NASA spacecraft impact on asteroid triggers ‘cloud of rocks’
stripped off. When a NASA spacecraft smashed into an asteroid on an unprecedented testing mission last year, it sent a “cloud of rocks” into space, as evidenced by Pictures from the Hubble Space Telescope Posted today.
As a reminder, in September 2022, the US space agency expected the spacecraft to orbit the surface of an asteroid, about 11 million kilometers from Earth, to study the possibility of deviating from a celestial body that is in danger of colliding with the blue planet.
Dart’s effect effectively altered Dimorphos’ trajectory. but Pictures from Hubble showed that the collision also launched 37 rocks into the universe ranging in size from 1 to more than 7 meters.
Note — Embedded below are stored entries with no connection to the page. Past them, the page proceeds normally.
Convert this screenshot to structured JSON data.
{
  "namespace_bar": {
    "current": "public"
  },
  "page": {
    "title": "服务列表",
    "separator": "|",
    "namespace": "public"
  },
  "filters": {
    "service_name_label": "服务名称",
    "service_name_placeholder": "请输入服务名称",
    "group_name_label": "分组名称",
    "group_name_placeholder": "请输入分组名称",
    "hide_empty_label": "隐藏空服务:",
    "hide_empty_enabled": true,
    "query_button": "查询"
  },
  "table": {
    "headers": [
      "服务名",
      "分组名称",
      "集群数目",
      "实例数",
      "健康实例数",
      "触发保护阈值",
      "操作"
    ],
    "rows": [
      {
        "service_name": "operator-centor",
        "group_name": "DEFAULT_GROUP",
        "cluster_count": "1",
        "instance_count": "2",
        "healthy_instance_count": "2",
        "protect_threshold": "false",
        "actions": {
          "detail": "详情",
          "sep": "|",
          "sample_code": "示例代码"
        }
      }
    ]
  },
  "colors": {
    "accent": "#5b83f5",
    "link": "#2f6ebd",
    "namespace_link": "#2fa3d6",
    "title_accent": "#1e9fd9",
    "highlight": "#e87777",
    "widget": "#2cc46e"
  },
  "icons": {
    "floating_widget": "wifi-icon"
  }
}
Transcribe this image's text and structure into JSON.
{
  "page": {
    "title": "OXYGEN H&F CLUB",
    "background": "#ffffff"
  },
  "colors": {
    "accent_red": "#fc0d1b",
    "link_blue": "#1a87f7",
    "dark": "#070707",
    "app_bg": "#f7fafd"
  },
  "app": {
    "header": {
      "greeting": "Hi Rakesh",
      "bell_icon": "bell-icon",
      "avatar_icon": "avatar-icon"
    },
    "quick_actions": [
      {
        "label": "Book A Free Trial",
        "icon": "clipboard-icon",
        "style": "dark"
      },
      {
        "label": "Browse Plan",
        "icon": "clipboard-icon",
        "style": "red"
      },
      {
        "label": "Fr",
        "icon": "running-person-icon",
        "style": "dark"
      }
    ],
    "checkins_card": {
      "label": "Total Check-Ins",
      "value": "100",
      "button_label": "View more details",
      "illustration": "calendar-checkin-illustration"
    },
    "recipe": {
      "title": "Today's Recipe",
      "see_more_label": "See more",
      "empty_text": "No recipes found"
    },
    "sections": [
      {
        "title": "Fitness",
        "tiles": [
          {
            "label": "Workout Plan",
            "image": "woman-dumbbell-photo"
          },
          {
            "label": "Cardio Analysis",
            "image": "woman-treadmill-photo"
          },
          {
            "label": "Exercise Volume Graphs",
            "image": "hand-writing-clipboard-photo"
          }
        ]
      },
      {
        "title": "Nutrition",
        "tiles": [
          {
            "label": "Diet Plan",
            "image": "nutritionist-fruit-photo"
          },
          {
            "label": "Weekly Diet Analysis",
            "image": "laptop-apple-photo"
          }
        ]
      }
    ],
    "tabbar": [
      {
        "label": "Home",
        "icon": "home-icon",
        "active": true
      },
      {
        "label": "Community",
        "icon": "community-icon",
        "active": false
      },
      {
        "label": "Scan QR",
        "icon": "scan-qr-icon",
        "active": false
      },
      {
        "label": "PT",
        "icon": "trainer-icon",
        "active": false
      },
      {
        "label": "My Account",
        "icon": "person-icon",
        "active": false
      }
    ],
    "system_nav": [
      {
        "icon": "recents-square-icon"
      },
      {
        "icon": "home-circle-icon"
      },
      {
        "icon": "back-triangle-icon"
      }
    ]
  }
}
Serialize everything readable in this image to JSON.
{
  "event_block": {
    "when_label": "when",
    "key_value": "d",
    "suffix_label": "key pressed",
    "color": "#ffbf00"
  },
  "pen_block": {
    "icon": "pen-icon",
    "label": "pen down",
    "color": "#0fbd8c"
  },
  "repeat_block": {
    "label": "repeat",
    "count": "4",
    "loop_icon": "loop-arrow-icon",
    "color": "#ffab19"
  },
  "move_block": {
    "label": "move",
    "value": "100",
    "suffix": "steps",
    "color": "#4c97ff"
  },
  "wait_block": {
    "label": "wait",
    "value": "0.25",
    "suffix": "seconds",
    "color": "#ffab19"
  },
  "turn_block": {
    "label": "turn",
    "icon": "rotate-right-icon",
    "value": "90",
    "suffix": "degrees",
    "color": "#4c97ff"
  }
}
These rocks represent about 2% of all those identified on the asteroid surface. Dimorphos, with a diameter of 160 meters, looks more like a jumble of large rocks related by their mutual culture than a solid mass.
The impact-scattered rocks are moving away from the asteroid very slowly, at about 1 km/h, according to a statement from the Hubble Space Telescope. This slowness will allow the European Space Agency’s HERA mission, which should examine the asteroid in 2026, to monitor the rocks.
swarm of bees
“The rock cloud will still be dispersed when Hera arrives,” says David Jewett, an astronomer at the University of California and first author of a study on the subject recently published in Astrophysical Journal Letters. The cloud “looks like a swarm of bees slowly expanding,” adds the scientist, quoting from the Hubble press release. This “incredible” observation by the telescope “tells us for the first time what happens when you hit an asteroid and see things come out of it.”
The scattering of rocks in the impact indicates that DART blew a crater about 50 meters wide on the asteroid. Scientists will continue to study the trajectory of the rocks to understand “the directions that were taken out from the surface.”